Steve Isaacs has twice encountered epiphanies on his career path. The first came when he was taught game-based learning in high school, before game-based learning was even a thing. The next was realizing it was possible to make a career from mixing his two biggest passions: teaching and technology. Today, he’s built a classroom that paves the way for his students to have their own moments of inspiration.
“(I’m) interested in getting students excited about learning and allowing their passion and interest to drive the learning,” Steve says.
Despite his position as an authority on teaching Video Game Design and Development at Annin Middle School in New Jersey, Steve admits it’s the kids who are truly the experts. He sets the stage for them to create at will.
“It’s amazing what happens when I allow the kids to have room to be free and see what they come up with. When I’m able to sit down and learn from them and see the enthusiasm they have for explaining something they were able to do, it’s pretty remarkable.”
Steve says Minecraft, a free-form virtual world where players create their own adventures, is his preferred Microsoft accompaniment in the classroom, as it not only inspires his students to create things beyond his expectations, but allows them to be part of the inherently collaborative Minecraft community. Steve and his class share many of their creations, including walkthroughs and examples, on their YouTube channel.

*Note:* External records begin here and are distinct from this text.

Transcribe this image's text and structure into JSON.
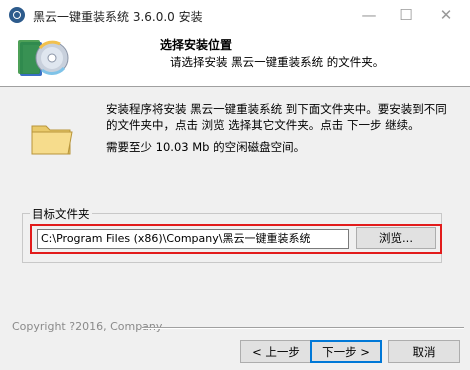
{
  "window": {
    "title": "黑云一键重装系统 3.6.0.0 安装",
    "min_glyph": "—",
    "max_glyph": "☐",
    "close_glyph": "✕"
  },
  "header": {
    "title": "选择安装位置",
    "subtitle": "请选择安装 黑云一键重装系统 的文件夹。"
  },
  "body": {
    "description": "安装程序将安装 黑云一键重装系统 到下面文件夹中。要安装到不同的文件夹中，点击 浏览 选择其它文件夹。点击 下一步 继续。",
    "space_required": "需要至少 10.03 Mb 的空闲磁盘空间。"
  },
  "destination": {
    "label": "目标文件夹",
    "path": "C:\\Program Files (x86)\\Company\\黑云一键重装系统",
    "browse_label": "浏览..."
  },
  "footer": {
    "copyright": "Copyright ?2016, Company",
    "back_label": "< 上一步",
    "next_label": "下一步 >",
    "cancel_label": "取消"
  },
  "colors": {
    "highlight_border": "#e21b1b",
    "default_button_border": "#0078d7",
    "app_icon": "#2d5b8c"
  },
  "icons": {
    "app": "app-logo-icon",
    "header": "installer-cd-icon",
    "folder": "folder-icon"
  }
}
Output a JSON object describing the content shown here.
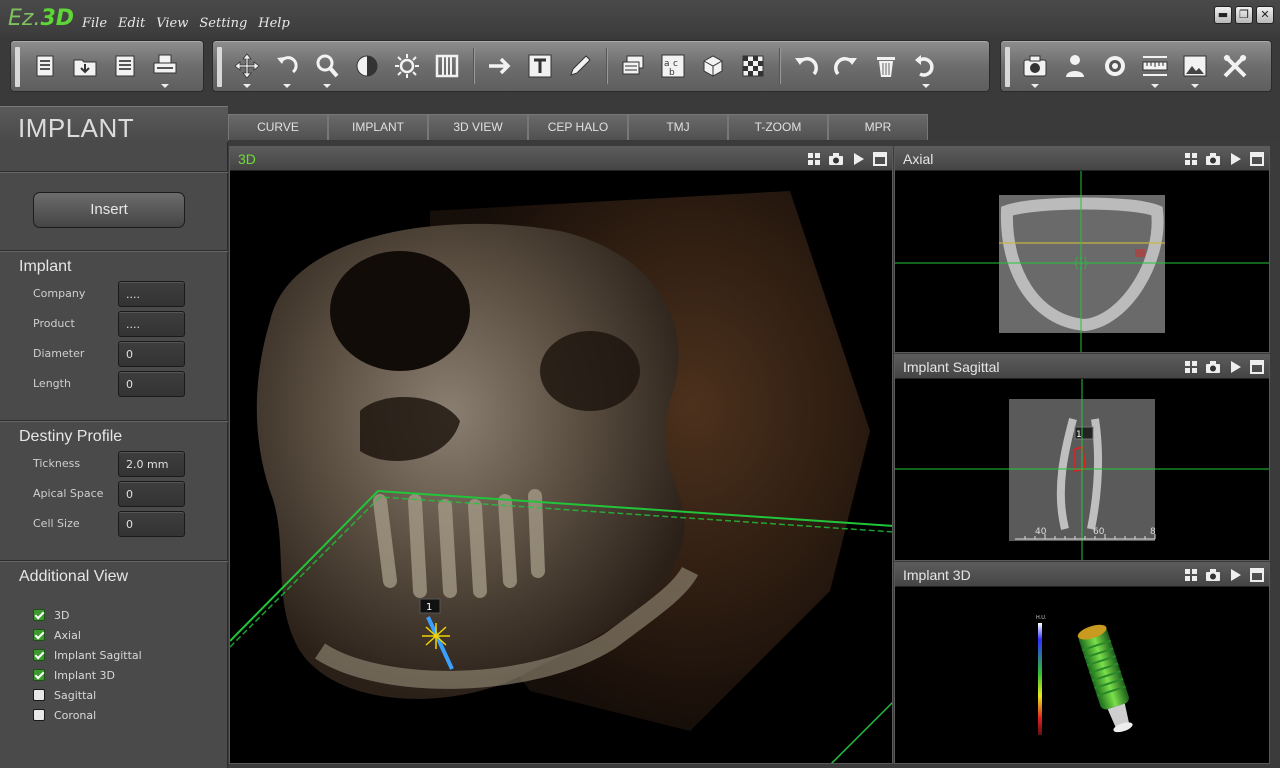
{
  "app": {
    "logo_part1": "Ez.",
    "logo_part2": "3D"
  },
  "menu": [
    "File",
    "Edit",
    "View",
    "Setting",
    "Help"
  ],
  "window_controls": {
    "minimize": "▬",
    "restore": "❐",
    "close": "✕"
  },
  "toolbar_icons": {
    "group1": [
      "new-file-icon",
      "open-folder-icon",
      "save-icon",
      "print-icon"
    ],
    "group2": [
      "move-icon",
      "rotate-icon",
      "zoom-icon",
      "contrast-icon",
      "brightness-icon",
      "window-level-icon",
      "arrow-icon",
      "text-icon",
      "pencil-icon",
      "layers-icon",
      "spellcheck-icon",
      "cube-icon",
      "checker-icon",
      "undo-icon",
      "redo-icon",
      "delete-icon",
      "reset-icon"
    ],
    "group3": [
      "camera-icon",
      "person-icon",
      "target-icon",
      "measure-icon",
      "image-icon",
      "tools-icon"
    ]
  },
  "mode_title": "IMPLANT",
  "tabs": [
    "CURVE",
    "IMPLANT",
    "3D VIEW",
    "CEP HALO",
    "TMJ",
    "T-ZOOM",
    "MPR"
  ],
  "left_panel": {
    "insert_label": "Insert",
    "implant": {
      "heading": "Implant",
      "fields": [
        {
          "label": "Company",
          "value": "...."
        },
        {
          "label": "Product",
          "value": "...."
        },
        {
          "label": "Diameter",
          "value": "0"
        },
        {
          "label": "Length",
          "value": "0"
        }
      ]
    },
    "density": {
      "heading": "Destiny Profile",
      "fields": [
        {
          "label": "Tickness",
          "value": "2.0 mm"
        },
        {
          "label": "Apical Space",
          "value": "0"
        },
        {
          "label": "Cell Size",
          "value": "0"
        }
      ]
    },
    "additional": {
      "heading": "Additional View",
      "items": [
        {
          "label": "3D",
          "checked": true
        },
        {
          "label": "Axial",
          "checked": true
        },
        {
          "label": "Implant Sagittal",
          "checked": true
        },
        {
          "label": "Implant 3D",
          "checked": true
        },
        {
          "label": "Sagittal",
          "checked": false
        },
        {
          "label": "Coronal",
          "checked": false
        }
      ]
    }
  },
  "viewports": {
    "main": {
      "title": "3D",
      "implant_marker": "1"
    },
    "axial": {
      "title": "Axial"
    },
    "sagittal": {
      "title": "Implant Sagittal",
      "implant_marker": "1",
      "ruler_labels": [
        "40",
        "60",
        "8"
      ]
    },
    "implant3d": {
      "title": "Implant 3D",
      "colorbar_label": "H.U."
    }
  },
  "colors": {
    "accent_green": "#5fd637",
    "crosshair": "#22c53a",
    "bg": "#3b3b3b"
  }
}
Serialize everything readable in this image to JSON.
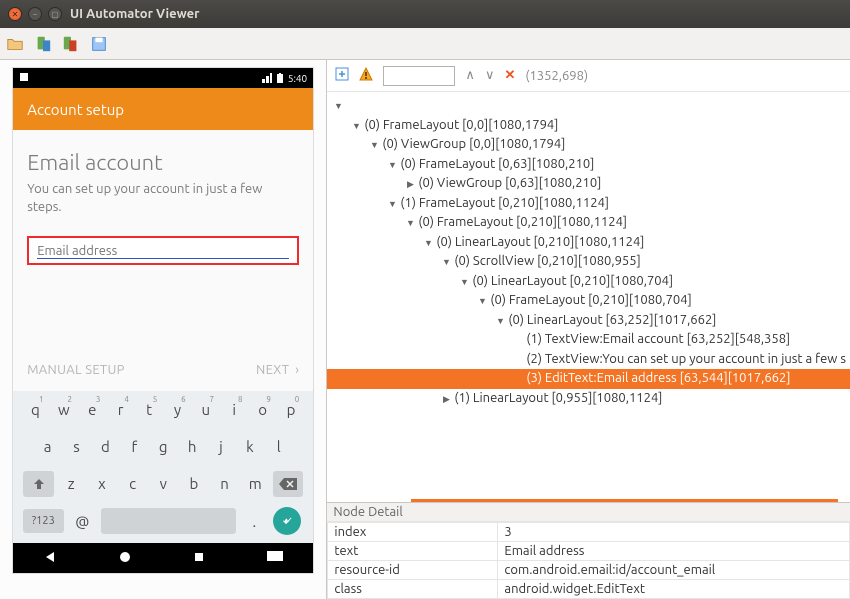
{
  "window": {
    "title": "UI Automator Viewer"
  },
  "device": {
    "statusbar": {
      "time": "5:40"
    },
    "appbar_title": "Account setup",
    "title": "Email account",
    "subtitle": "You can set up your account in just a few steps.",
    "input_placeholder": "Email address",
    "actions": {
      "manual": "MANUAL SETUP",
      "next": "NEXT"
    },
    "keyboard": {
      "row1": [
        {
          "c": "q",
          "s": "1"
        },
        {
          "c": "w",
          "s": "2"
        },
        {
          "c": "e",
          "s": "3"
        },
        {
          "c": "r",
          "s": "4"
        },
        {
          "c": "t",
          "s": "5"
        },
        {
          "c": "y",
          "s": "6"
        },
        {
          "c": "u",
          "s": "7"
        },
        {
          "c": "i",
          "s": "8"
        },
        {
          "c": "o",
          "s": "9"
        },
        {
          "c": "p",
          "s": "0"
        }
      ],
      "row2": [
        "a",
        "s",
        "d",
        "f",
        "g",
        "h",
        "j",
        "k",
        "l"
      ],
      "row3": [
        "z",
        "x",
        "c",
        "v",
        "b",
        "n",
        "m"
      ],
      "num_label": "?123",
      "at": "@",
      "dot": "."
    }
  },
  "tree_toolbar": {
    "coords": "(1352,698)"
  },
  "tree": [
    {
      "indent": 0,
      "caret": "▼",
      "text": ""
    },
    {
      "indent": 1,
      "caret": "▼",
      "text": "(0) FrameLayout [0,0][1080,1794]"
    },
    {
      "indent": 2,
      "caret": "▼",
      "text": "(0) ViewGroup [0,0][1080,1794]"
    },
    {
      "indent": 3,
      "caret": "▼",
      "text": "(0) FrameLayout [0,63][1080,210]"
    },
    {
      "indent": 4,
      "caret": "▶",
      "text": "(0) ViewGroup [0,63][1080,210]"
    },
    {
      "indent": 3,
      "caret": "▼",
      "text": "(1) FrameLayout [0,210][1080,1124]"
    },
    {
      "indent": 4,
      "caret": "▼",
      "text": "(0) FrameLayout [0,210][1080,1124]"
    },
    {
      "indent": 5,
      "caret": "▼",
      "text": "(0) LinearLayout [0,210][1080,1124]"
    },
    {
      "indent": 6,
      "caret": "▼",
      "text": "(0) ScrollView [0,210][1080,955]"
    },
    {
      "indent": 7,
      "caret": "▼",
      "text": "(0) LinearLayout [0,210][1080,704]"
    },
    {
      "indent": 8,
      "caret": "▼",
      "text": "(0) FrameLayout [0,210][1080,704]"
    },
    {
      "indent": 9,
      "caret": "▼",
      "text": "(0) LinearLayout [63,252][1017,662]"
    },
    {
      "indent": 10,
      "caret": "",
      "text": "(1) TextView:Email account [63,252][548,358]"
    },
    {
      "indent": 10,
      "caret": "",
      "text": "(2) TextView:You can set up your account in just a few s"
    },
    {
      "indent": 10,
      "caret": "",
      "text": "(3) EditText:Email address [63,544][1017,662]",
      "sel": true
    },
    {
      "indent": 6,
      "caret": "▶",
      "text": "(1) LinearLayout [0,955][1080,1124]"
    }
  ],
  "detail": {
    "title": "Node Detail",
    "rows": [
      {
        "k": "index",
        "v": "3"
      },
      {
        "k": "text",
        "v": "Email address"
      },
      {
        "k": "resource-id",
        "v": "com.android.email:id/account_email"
      },
      {
        "k": "class",
        "v": "android.widget.EditText"
      }
    ]
  }
}
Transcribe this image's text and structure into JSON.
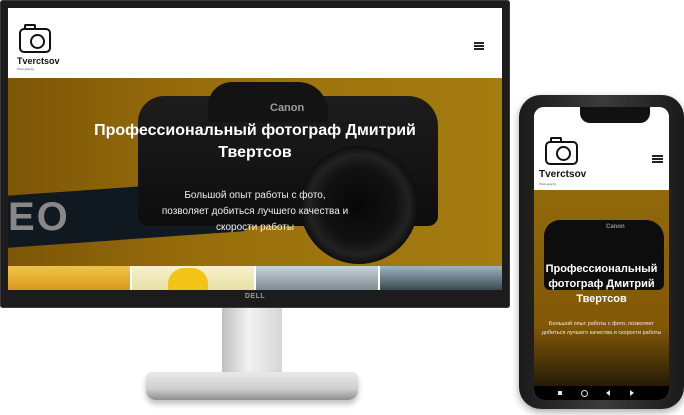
{
  "monitor": {
    "brand": "DELL"
  },
  "desktop_site": {
    "logo": {
      "name": "Tverctsov",
      "subtitle": "Photography",
      "icon": "camera-icon"
    },
    "menu_icon": "hamburger-menu-icon",
    "hero": {
      "title": "Профессиональный фотограф Дмитрий Твертсов",
      "subtitle": "Большой опыт работы с фото, позволяет добиться лучшего качества и скорости работы",
      "camera_brand": "Canon",
      "strap_text": "EO"
    },
    "gallery": [
      "photo-1",
      "photo-2",
      "photo-3",
      "photo-4"
    ]
  },
  "mobile_site": {
    "logo": {
      "name": "Tverctsov",
      "subtitle": "Photography",
      "icon": "camera-icon"
    },
    "menu_icon": "hamburger-menu-icon",
    "hero": {
      "title": "Профессиональный фотограф Дмитрий Твертсов",
      "subtitle": "Большой опыт работы с фото, позволяет добиться лучшего качества и скорости работы",
      "camera_brand": "Canon"
    },
    "nav_icons": [
      "recent-apps-icon",
      "home-icon",
      "back-icon",
      "menu-icon"
    ]
  }
}
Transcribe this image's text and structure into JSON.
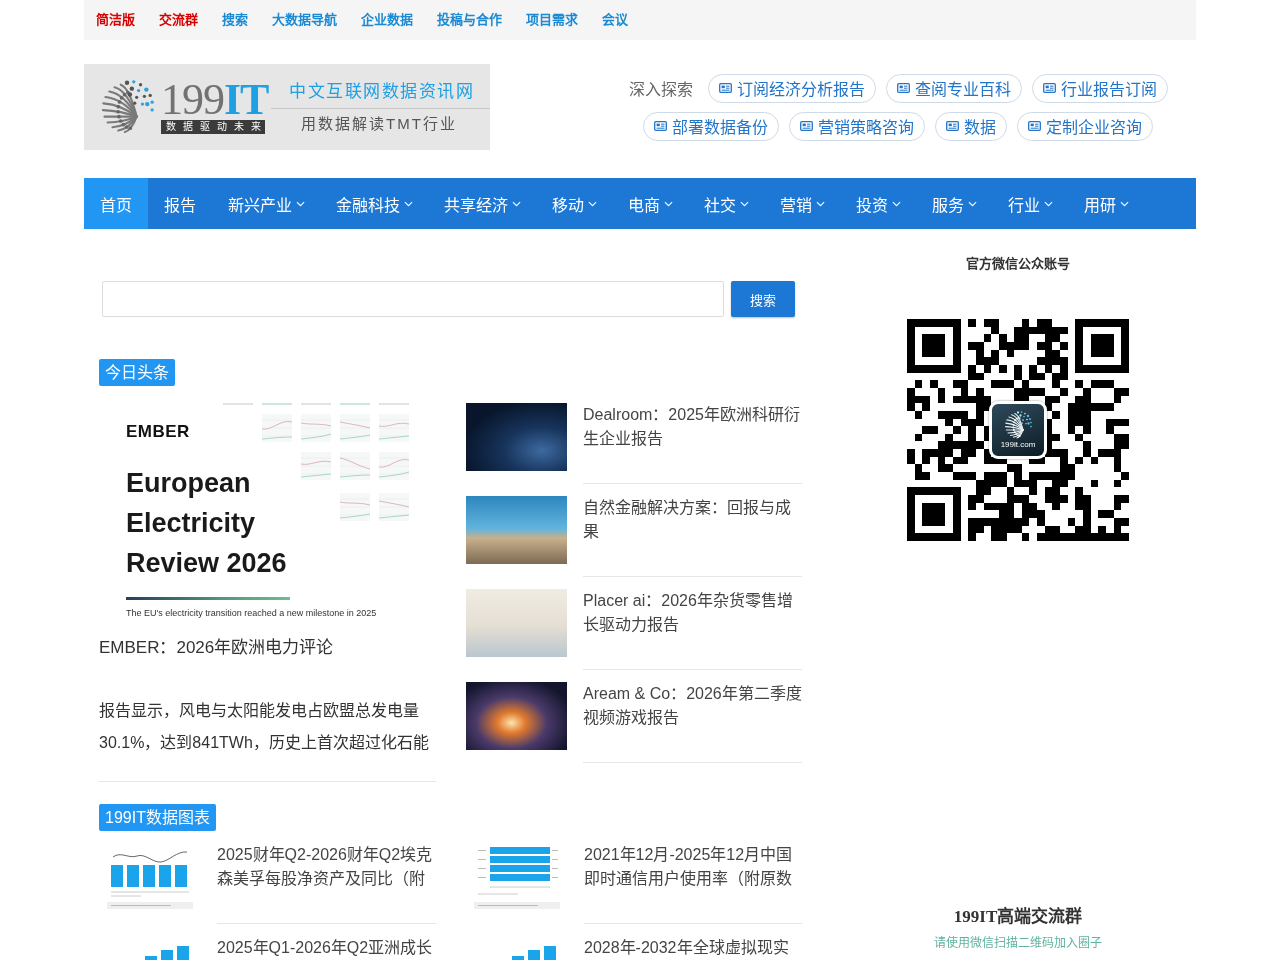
{
  "top_links": [
    {
      "label": "简洁版",
      "color": "#d90000"
    },
    {
      "label": "交流群",
      "color": "#d90000"
    },
    {
      "label": "搜索",
      "color": "#1a8ad4"
    },
    {
      "label": "大数据导航",
      "color": "#1a8ad4"
    },
    {
      "label": "企业数据",
      "color": "#1a8ad4"
    },
    {
      "label": "投稿与合作",
      "color": "#1a8ad4"
    },
    {
      "label": "项目需求",
      "color": "#1a8ad4"
    },
    {
      "label": "会议",
      "color": "#1a8ad4"
    }
  ],
  "logo": {
    "brand": "199**IT**",
    "slogan": "数据驱动未来",
    "site_name": "中文互联网数据资讯网",
    "tagline": "用数据解读TMT行业"
  },
  "explore": {
    "label": "深入探索",
    "rows": [
      {
        "links": [
          "订阅经济分析报告",
          "查阅专业百科",
          "行业报告订阅"
        ]
      },
      {
        "links": [
          "部署数据备份",
          "营销策略咨询",
          "数据",
          "定制企业咨询"
        ]
      }
    ]
  },
  "nav": [
    {
      "label": "首页",
      "selected": true,
      "dropdown": false
    },
    {
      "label": "报告",
      "selected": false,
      "dropdown": false
    },
    {
      "label": "新兴产业",
      "selected": false,
      "dropdown": true
    },
    {
      "label": "金融科技",
      "selected": false,
      "dropdown": true
    },
    {
      "label": "共享经济",
      "selected": false,
      "dropdown": true
    },
    {
      "label": "移动",
      "selected": false,
      "dropdown": true
    },
    {
      "label": "电商",
      "selected": false,
      "dropdown": true
    },
    {
      "label": "社交",
      "selected": false,
      "dropdown": true
    },
    {
      "label": "营销",
      "selected": false,
      "dropdown": true
    },
    {
      "label": "投资",
      "selected": false,
      "dropdown": true
    },
    {
      "label": "服务",
      "selected": false,
      "dropdown": true
    },
    {
      "label": "行业",
      "selected": false,
      "dropdown": true
    },
    {
      "label": "用研",
      "selected": false,
      "dropdown": true
    }
  ],
  "search": {
    "button": "搜索"
  },
  "headlines": {
    "label": "今日头条",
    "featured": {
      "cover": {
        "brand": "EMBER",
        "title": "European Electricity Review 2026",
        "subtitle": "The EU's electricity transition reached a new milestone in 2025"
      },
      "title": "EMBER：2026年欧洲电力评论",
      "excerpt": "报告显示，风电与太阳能发电占欧盟总发电量30.1%，达到841TWh，历史上首次超过化石能"
    },
    "items": [
      {
        "title": "Dealroom：2025年欧洲科研衍生企业报告"
      },
      {
        "title": "自然金融解决方案：回报与成果"
      },
      {
        "title": "Placer ai：2026年杂货零售增长驱动力报告"
      },
      {
        "title": "Aream & Co：2026年第二季度视频游戏报告"
      }
    ]
  },
  "charts": {
    "label": "199IT数据图表",
    "items": [
      {
        "kind": "combo",
        "title": "2025财年Q2-2026财年Q2埃克森美孚每股净资产及同比（附"
      },
      {
        "kind": "hbar",
        "title": "2021年12月-2025年12月中国即时通信用户使用率（附原数"
      },
      {
        "kind": "column",
        "title": "2025年Q1-2026年Q2亚洲成长"
      },
      {
        "kind": "column",
        "title": "2028年-2032年全球虚拟现实"
      }
    ]
  },
  "sidebar": {
    "wechat_title": "官方微信公众账号",
    "qr_logo_text": "199it.com",
    "group_title": "199IT高端交流群",
    "group_hint": "请使用微信扫描二维码加入圈子"
  }
}
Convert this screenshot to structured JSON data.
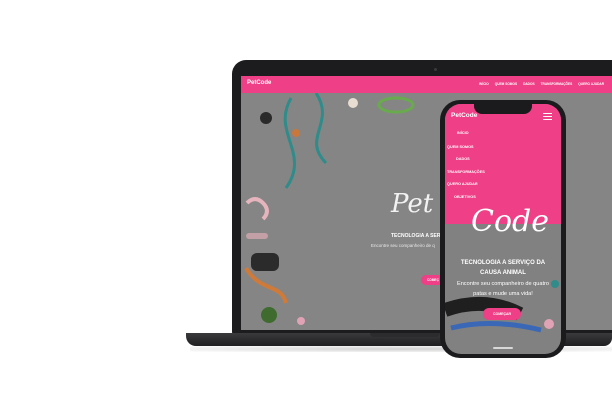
{
  "laptop": {
    "brand": "PetCode",
    "nav_links": [
      "INÍCIO",
      "QUEM SOMOS",
      "DADOS",
      "TRANSFORMAÇÕES",
      "QUERO AJUDAR"
    ],
    "hero_title": "Pet C",
    "hero_tagline": "TECNOLOGIA A SERVIÇ",
    "hero_subtitle": "Encontre seu companheiro de q",
    "cta_label": "COMEÇ"
  },
  "phone": {
    "brand": "PetCode",
    "menu_items": [
      "INÍCIO",
      "QUEM SOMOS",
      "DADOS",
      "TRANSFORMAÇÕES",
      "QUERO AJUDAR",
      "OBJETIVOS"
    ],
    "hero_title": "Code",
    "hero_tagline": "TECNOLOGIA A SERVIÇO DA CAUSA ANIMAL",
    "hero_subtitle": "Encontre seu companheiro de quatro patas e mude uma vida!",
    "cta_label": "COMEÇAR"
  },
  "colors": {
    "brand_pink": "#ef3f86",
    "device_frame": "#1b1b1d",
    "hero_overlay": "#858585"
  }
}
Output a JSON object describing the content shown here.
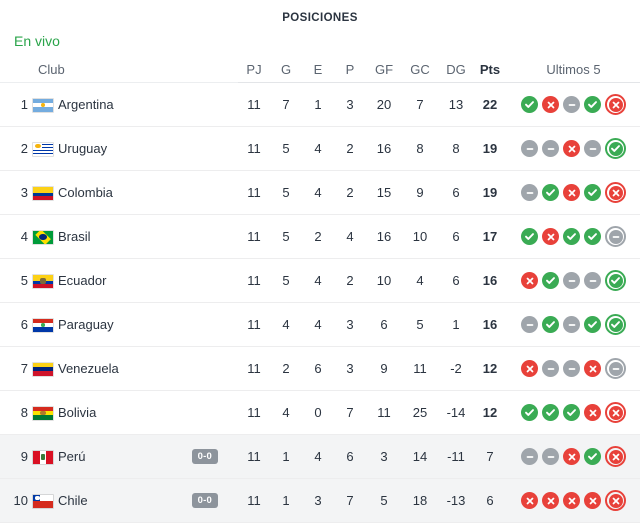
{
  "header": {
    "title": "POSICIONES",
    "live_label": "En vivo"
  },
  "columns": {
    "club": "Club",
    "pj": "PJ",
    "g": "G",
    "e": "E",
    "p": "P",
    "gf": "GF",
    "gc": "GC",
    "dg": "DG",
    "pts": "Pts",
    "last5": "Ultimos 5"
  },
  "colors": {
    "live_green": "#2aa44a",
    "win": "#3aab54",
    "loss": "#e8413a",
    "draw": "#9fa5ab",
    "badge_gray": "#8d949c",
    "text": "#2b3440",
    "row_live_bg": "#f3f4f5"
  },
  "rows": [
    {
      "rank": "1",
      "team": "Argentina",
      "flag": "flag-argentina",
      "score_badge": null,
      "pj": "11",
      "g": "7",
      "e": "1",
      "p": "3",
      "gf": "20",
      "gc": "7",
      "dg": "13",
      "pts": "22",
      "pts_bold": true,
      "live": false,
      "last5": [
        "win",
        "loss",
        "draw",
        "win",
        "loss"
      ]
    },
    {
      "rank": "2",
      "team": "Uruguay",
      "flag": "flag-uruguay",
      "score_badge": null,
      "pj": "11",
      "g": "5",
      "e": "4",
      "p": "2",
      "gf": "16",
      "gc": "8",
      "dg": "8",
      "pts": "19",
      "pts_bold": true,
      "live": false,
      "last5": [
        "draw",
        "draw",
        "loss",
        "draw",
        "win"
      ]
    },
    {
      "rank": "3",
      "team": "Colombia",
      "flag": "flag-colombia",
      "score_badge": null,
      "pj": "11",
      "g": "5",
      "e": "4",
      "p": "2",
      "gf": "15",
      "gc": "9",
      "dg": "6",
      "pts": "19",
      "pts_bold": true,
      "live": false,
      "last5": [
        "draw",
        "win",
        "loss",
        "win",
        "loss"
      ]
    },
    {
      "rank": "4",
      "team": "Brasil",
      "flag": "flag-brasil",
      "score_badge": null,
      "pj": "11",
      "g": "5",
      "e": "2",
      "p": "4",
      "gf": "16",
      "gc": "10",
      "dg": "6",
      "pts": "17",
      "pts_bold": true,
      "live": false,
      "last5": [
        "win",
        "loss",
        "win",
        "win",
        "draw"
      ]
    },
    {
      "rank": "5",
      "team": "Ecuador",
      "flag": "flag-ecuador",
      "score_badge": null,
      "pj": "11",
      "g": "5",
      "e": "4",
      "p": "2",
      "gf": "10",
      "gc": "4",
      "dg": "6",
      "pts": "16",
      "pts_bold": true,
      "live": false,
      "last5": [
        "loss",
        "win",
        "draw",
        "draw",
        "win"
      ]
    },
    {
      "rank": "6",
      "team": "Paraguay",
      "flag": "flag-paraguay",
      "score_badge": null,
      "pj": "11",
      "g": "4",
      "e": "4",
      "p": "3",
      "gf": "6",
      "gc": "5",
      "dg": "1",
      "pts": "16",
      "pts_bold": true,
      "live": false,
      "last5": [
        "draw",
        "win",
        "draw",
        "win",
        "win"
      ]
    },
    {
      "rank": "7",
      "team": "Venezuela",
      "flag": "flag-venezuela",
      "score_badge": null,
      "pj": "11",
      "g": "2",
      "e": "6",
      "p": "3",
      "gf": "9",
      "gc": "11",
      "dg": "-2",
      "pts": "12",
      "pts_bold": true,
      "live": false,
      "last5": [
        "loss",
        "draw",
        "draw",
        "loss",
        "draw"
      ]
    },
    {
      "rank": "8",
      "team": "Bolivia",
      "flag": "flag-bolivia",
      "score_badge": null,
      "pj": "11",
      "g": "4",
      "e": "0",
      "p": "7",
      "gf": "11",
      "gc": "25",
      "dg": "-14",
      "pts": "12",
      "pts_bold": true,
      "live": false,
      "last5": [
        "win",
        "win",
        "win",
        "loss",
        "loss"
      ]
    },
    {
      "rank": "9",
      "team": "Perú",
      "flag": "flag-peru",
      "score_badge": "0-0",
      "pj": "11",
      "g": "1",
      "e": "4",
      "p": "6",
      "gf": "3",
      "gc": "14",
      "dg": "-11",
      "pts": "7",
      "pts_bold": false,
      "live": true,
      "last5": [
        "draw",
        "draw",
        "loss",
        "win",
        "loss"
      ]
    },
    {
      "rank": "10",
      "team": "Chile",
      "flag": "flag-chile",
      "score_badge": "0-0",
      "pj": "11",
      "g": "1",
      "e": "3",
      "p": "7",
      "gf": "5",
      "gc": "18",
      "dg": "-13",
      "pts": "6",
      "pts_bold": false,
      "live": true,
      "last5": [
        "loss",
        "loss",
        "loss",
        "loss",
        "loss"
      ]
    }
  ]
}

“A great thing about Minecraft is that it does not come with a game manual, so all content related to the game is user-generated,” Steve says. “I love the idea of having my students contribute to the learning ecosystem by creating and sharing tutorials, empowering them to teach others.”
Having been the primary driving force behind the addition of ‘Game Design and Digital Storytelling’ as a subject to his school’s 7th grade curriculum, Steve is also happy to see a greater number of girls joining his elective class today.
“From a research standpoint, kids form their idea on what they’re good at in middle school,” he says. “I’m not saying that every kid should like or want to be a game designer, but if they are going to find out they are interested, I’d like for that opportunity to exist. I think it’s a crucial time, especially for girls, when it comes to computer science and engineering.”